Another memorable aspect is the depiction of the English colonial culture encroaching on the African civilization. Karen is guilty of this, for example when she tries to start a school for the natives living on her plantation. But the love she feels for the people is so apparent, and also the great respect she has for her houseman. While it is tinged with a certain white superiority, you nonetheless feel she is learning to leave that behind and become closer to being a part of the place. But she will always remain outside because she is white. However, she doesn't fit in with the Colonial types, either.

I love Meryl Streep in this role.
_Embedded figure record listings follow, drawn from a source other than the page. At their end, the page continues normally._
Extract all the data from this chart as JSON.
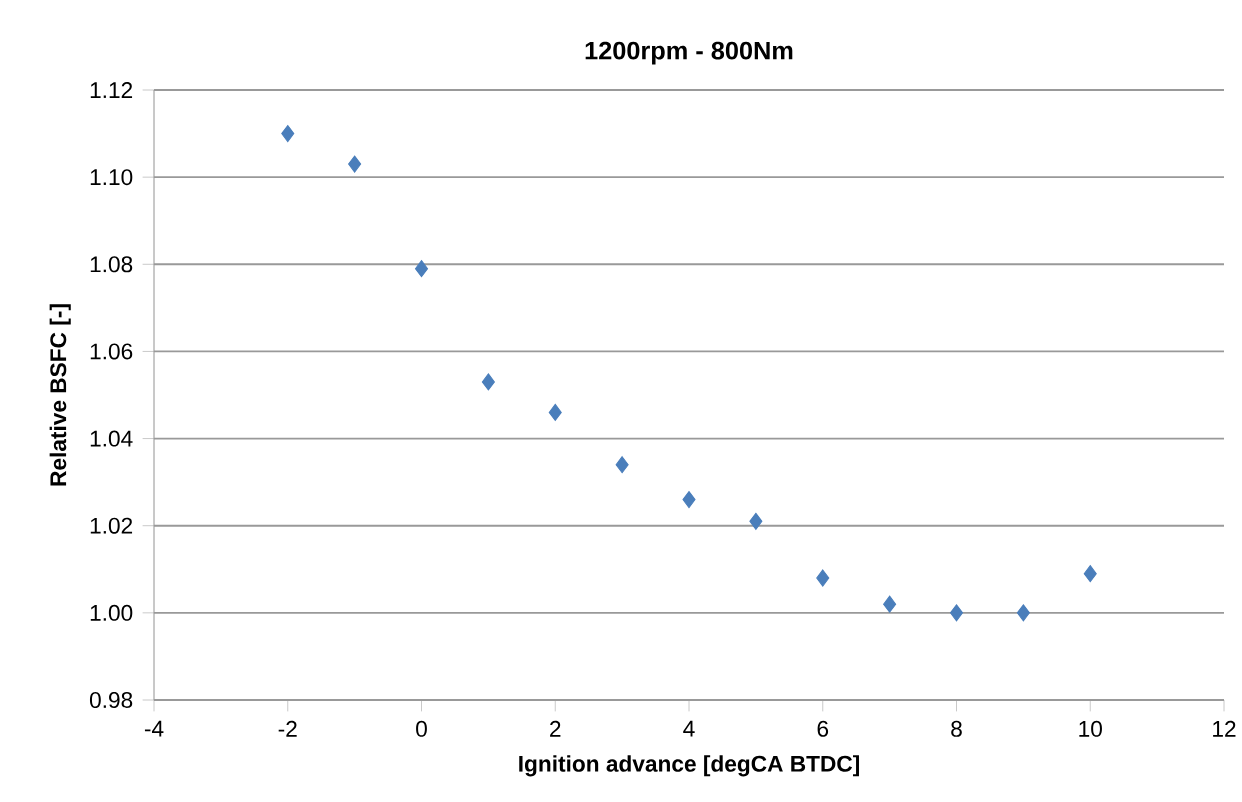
{
  "chart_data": {
    "type": "scatter",
    "title": "1200rpm - 800Nm",
    "xlabel": "Ignition advance [degCA BTDC]",
    "ylabel": "Relative BSFC [-]",
    "x": [
      -2,
      -1,
      0,
      1,
      2,
      3,
      4,
      5,
      6,
      7,
      8,
      9,
      10
    ],
    "values": [
      1.11,
      1.103,
      1.079,
      1.053,
      1.046,
      1.034,
      1.026,
      1.021,
      1.008,
      1.002,
      1.0,
      1.0,
      1.009
    ],
    "color": "#4a7ebb",
    "marker": "diamond",
    "grid": "y",
    "xlim": [
      -4,
      12
    ],
    "xticks": [
      -4,
      -2,
      0,
      2,
      4,
      6,
      8,
      10,
      12
    ],
    "ylim": [
      0.98,
      1.12
    ],
    "yticks": [
      {
        "value": 0.98,
        "label": "0.98"
      },
      {
        "value": 1.0,
        "label": "1.00"
      },
      {
        "value": 1.02,
        "label": "1.02"
      },
      {
        "value": 1.04,
        "label": "1.04"
      },
      {
        "value": 1.06,
        "label": "1.06"
      },
      {
        "value": 1.08,
        "label": "1.08"
      },
      {
        "value": 1.1,
        "label": "1.10"
      },
      {
        "value": 1.12,
        "label": "1.12"
      }
    ]
  }
}
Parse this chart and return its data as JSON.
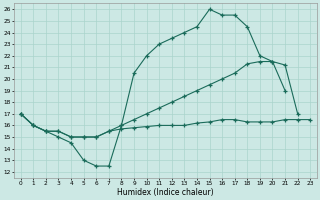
{
  "xlabel": "Humidex (Indice chaleur)",
  "bg_color": "#cce8e4",
  "grid_color": "#aad4cc",
  "line_color": "#1a6b5a",
  "xlim": [
    -0.5,
    23.5
  ],
  "ylim": [
    11.5,
    26.5
  ],
  "xticks": [
    0,
    1,
    2,
    3,
    4,
    5,
    6,
    7,
    8,
    9,
    10,
    11,
    12,
    13,
    14,
    15,
    16,
    17,
    18,
    19,
    20,
    21,
    22,
    23
  ],
  "yticks": [
    12,
    13,
    14,
    15,
    16,
    17,
    18,
    19,
    20,
    21,
    22,
    23,
    24,
    25,
    26
  ],
  "series1_x": [
    0,
    1,
    2,
    3,
    4,
    5,
    6,
    7,
    8,
    9,
    10,
    11,
    12,
    13,
    14,
    15,
    16,
    17,
    18,
    19,
    20,
    21
  ],
  "series1_y": [
    17,
    16,
    15.5,
    15,
    14.5,
    13,
    12.5,
    12.5,
    16,
    20.5,
    22,
    23,
    23.5,
    24,
    24.5,
    26,
    25.5,
    25.5,
    24.5,
    22,
    21.5,
    19
  ],
  "series2_x": [
    0,
    1,
    2,
    3,
    4,
    5,
    6,
    7,
    8,
    9,
    10,
    11,
    12,
    13,
    14,
    15,
    16,
    17,
    18,
    19,
    20,
    21,
    22
  ],
  "series2_y": [
    17,
    16,
    15.5,
    15.5,
    15,
    15,
    15,
    15.5,
    16,
    16.5,
    17,
    17.5,
    18,
    18.5,
    19,
    19.5,
    20,
    20.5,
    21.3,
    21.5,
    21.5,
    21.2,
    17
  ],
  "series3_x": [
    0,
    1,
    2,
    3,
    4,
    5,
    6,
    7,
    8,
    9,
    10,
    11,
    12,
    13,
    14,
    15,
    16,
    17,
    18,
    19,
    20,
    21,
    22,
    23
  ],
  "series3_y": [
    17,
    16,
    15.5,
    15.5,
    15,
    15,
    15,
    15.5,
    15.7,
    15.8,
    15.9,
    16,
    16,
    16,
    16.2,
    16.3,
    16.5,
    16.5,
    16.3,
    16.3,
    16.3,
    16.5,
    16.5,
    16.5
  ]
}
She conveys so much with just the look on her face, the set of her jaw or her body language. She doesn't need words to show the humiliation she feels when she finds out her husband gave her syphilis, or when she looks around for him at the New Year's dance and he is nowhere to be found.

I was disappointed with Robert Redford. He's certainly fine to look at, though maybe a bit too all-American. He is somehow off as an Englishman; not due to the lack of an accent (I can get past that), but perhaps because he has that American forthrightness in his lectures on preserving the African culture and land. However the characterization of Denys I find curious as well; he is always trying to show how he truly has the Africans' best interests at heart, even though he is as much an outsider as any other white person living there. It seems somewhat hypocritical, but then, people in real life are rarely all pure crusader, or all self-interested. I suppose the mix is realistic.

One theme that runs through the movie is that fate and circumstance have a large part in these people's lives. A particularily white point of view is that we control our destinies, but many native cultures place a much larger emphasis on the things which control us. Perhaps that is because we are so rich with things that we can use to improve our lives (the colonists have so many things; Karen loves hers, and ships them all from Denmark) and maintain an illusion of control. The natives live much closer to the land, and are more susceptible to the hazards of nature. But so are we; we just aren't aware of it all the time. Karen learns it over time, most especially when fire destroys the plantation when her first good crop comes in. Coffee was never meant to be grown that high up the mountain evidently, and nature steps in to rectify the situation.

I could go on, but I won't. There are so many things I admire in this movie. I like the fact it is slower-paced; it gives you time to consider what you've just seen, and to consider the characters, their motivations, their growth. I could watch it over and over.